Plaintiff reinstated the appeal on June 29, 2003, specifically noting that he had withdrawn the earlier grievance because Sergeant Harnden "promised to retrieve my court transcripts and knee brace that same day, which never happened. On two occasions since that time I asked him for the above mentioned property, to no avail, which prompted this complaint." Mot. to Dism., Ex. 10; Chatman Decl. ¶¶ 39-40. This grievance was screened out as a duplicate of the appeal plaintiff had withdrawn. Robertson Decl. ¶¶ 8 & Exs. 8-11. Plaintiff's attempts to send this screened-out grievance to the Inmate Appeals Branch were again rebuffed. Pl.'s Opp'n., C-16 (copy of grievance stamped "Received July 14, 2003, Inmate Appeals Branch" & also stamped "Rejected"). *fn5
In Harvey v. Jordan, 605 F.3d 681 (9th Cir. 2010), the inmate plaintiff filed a grievance complaining that he had not received a timely hearing on a rules violation report. The first level response to the grievance assured him that he would be given a hearing and access to a videotape of the cell search which prompted the RVR. He did not seek review of the decision. When, five months later, he had not received the promised hearing, he filed another grievance, complaining that he "'would like this 115 heard. . . .'" Id. at 685. The appeals coordinator screened this grievance out as untimely. Id. Plaintiff ultimately filed suit, but defendant filed a motion to dismiss for failure to exhaust, arguing that the inmate "should have appealed the . . . decision granting him a hearing and access to the videotape." Id. The Ninth Circuit disagreed:
An inmate has no obligation to appeal from a grant of relief, or a partial grant that satisfies him, in order to obtain relief. Nor is it the prisoner's responsibility to ensure that prison officials actually provide the relief that they have promised. . . . .Once the prison officials purported to grant relief with which [the inmate] was satisfied, his exhaustion obligation ended. His complaint had been resolved, or so he was led to believe, and he was not required to appeal the favorable decision.
Id. (internal citations omitted).
In reaching this result, the Ninth Circuit relied on Abney v. McGinnis, 380 F.3d 663, 665-66 (2d Cir. 2004), a case in which the plaintiff filed several grievances regarding orthopedic footwear. Several times the grievance committee accepted his grievances and scheduled appointments with the podiatry department or directed that various footwear be provided for him. Over the course of several years, plaintiff received ill-fitting shoes and arch supports. He eventually filed a civil rights action, complaining about the problems in securing the proper footwear. The defendants moved to dismiss, alleging plaintiff had not exhausted his administrative remedies because he had not appealed the resolution of his grievances. The Second Circuit disagreed, finding it impractical to require prisoners to anticipate that the resolution of the grievance would not be honored in order to meet the four-day appeal deadline applicable in that case. It continued:
Where, as here, prison regulations do not provide a viable mechanism for appealing implementation failures, prisoners in Abney's situation have fully exhausted their available remedies. A prisoner who has not received promised relief is not required to file a new grievance where doing so may result in a never-ending cycle of exhaustion.
Id. at 669; compare Dixon v. Page, 291 F.3d 485, 490-91 (7th Cir. 2002) (finding prisoner who had been granted relief in a grievance nevertheless had failed to exhaust; regulations provided a separate appeal system for implementation failures, which he had not utilized).
In this case, plaintiff withdrew his grievance because he had been promised his material.

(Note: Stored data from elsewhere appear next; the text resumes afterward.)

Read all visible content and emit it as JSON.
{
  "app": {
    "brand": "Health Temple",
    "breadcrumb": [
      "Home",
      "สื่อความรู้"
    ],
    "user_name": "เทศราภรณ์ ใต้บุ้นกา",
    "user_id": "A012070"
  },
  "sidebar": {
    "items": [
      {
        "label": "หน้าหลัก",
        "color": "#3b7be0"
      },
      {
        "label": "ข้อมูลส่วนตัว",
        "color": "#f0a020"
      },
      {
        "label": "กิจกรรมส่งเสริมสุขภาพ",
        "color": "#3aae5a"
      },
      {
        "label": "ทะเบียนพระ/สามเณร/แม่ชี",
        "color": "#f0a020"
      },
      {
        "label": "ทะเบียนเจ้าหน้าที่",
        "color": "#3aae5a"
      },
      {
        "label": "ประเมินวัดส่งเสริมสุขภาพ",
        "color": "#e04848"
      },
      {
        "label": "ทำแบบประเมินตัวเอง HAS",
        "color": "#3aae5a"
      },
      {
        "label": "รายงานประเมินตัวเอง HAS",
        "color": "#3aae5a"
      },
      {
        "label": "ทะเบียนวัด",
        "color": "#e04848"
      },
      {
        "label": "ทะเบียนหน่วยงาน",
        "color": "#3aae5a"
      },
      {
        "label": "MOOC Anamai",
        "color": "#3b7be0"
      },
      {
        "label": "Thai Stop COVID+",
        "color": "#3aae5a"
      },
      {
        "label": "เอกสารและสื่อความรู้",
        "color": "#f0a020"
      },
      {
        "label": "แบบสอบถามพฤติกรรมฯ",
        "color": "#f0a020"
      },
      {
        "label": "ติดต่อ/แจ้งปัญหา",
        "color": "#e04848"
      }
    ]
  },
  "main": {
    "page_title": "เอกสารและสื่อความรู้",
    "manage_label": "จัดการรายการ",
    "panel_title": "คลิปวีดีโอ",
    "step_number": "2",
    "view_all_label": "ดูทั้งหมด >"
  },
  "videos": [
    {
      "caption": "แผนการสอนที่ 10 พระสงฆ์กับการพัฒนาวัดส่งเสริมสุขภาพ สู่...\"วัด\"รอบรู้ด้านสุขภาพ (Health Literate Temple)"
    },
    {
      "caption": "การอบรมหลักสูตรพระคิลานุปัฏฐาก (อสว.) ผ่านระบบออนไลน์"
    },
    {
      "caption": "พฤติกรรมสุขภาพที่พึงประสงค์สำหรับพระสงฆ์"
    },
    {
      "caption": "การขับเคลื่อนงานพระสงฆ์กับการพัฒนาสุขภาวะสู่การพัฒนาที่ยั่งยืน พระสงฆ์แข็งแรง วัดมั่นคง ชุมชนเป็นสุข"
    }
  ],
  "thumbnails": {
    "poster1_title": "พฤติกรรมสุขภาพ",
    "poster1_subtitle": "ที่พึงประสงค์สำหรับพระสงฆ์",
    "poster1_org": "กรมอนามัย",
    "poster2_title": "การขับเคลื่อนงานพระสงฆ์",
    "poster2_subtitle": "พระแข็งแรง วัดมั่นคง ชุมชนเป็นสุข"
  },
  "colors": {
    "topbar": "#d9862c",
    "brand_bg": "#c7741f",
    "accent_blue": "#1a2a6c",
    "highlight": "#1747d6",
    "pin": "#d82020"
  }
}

When he did not receive what he sought, he attempted to file another grievance, only to be told, as in Harvey, that this second grievance was improper. Defendants have not suggested what remedies remained available for plaintiff to seek relief from this implementation failure. The court finds this claim exhausted.
C. Defendant Zills
In the amended complaint plaintiff alleges that defendant Zills attempted to recruit gang members to assault plaintiff and searched his cell, leaving it in disarray, both in retaliation for plaintiff's use of the grievance system. Am. Compl. ¶¶ 33.
Plaintiff filed a grievance, which was assigned Log No. HDSP 03-1259. Robertson Decl.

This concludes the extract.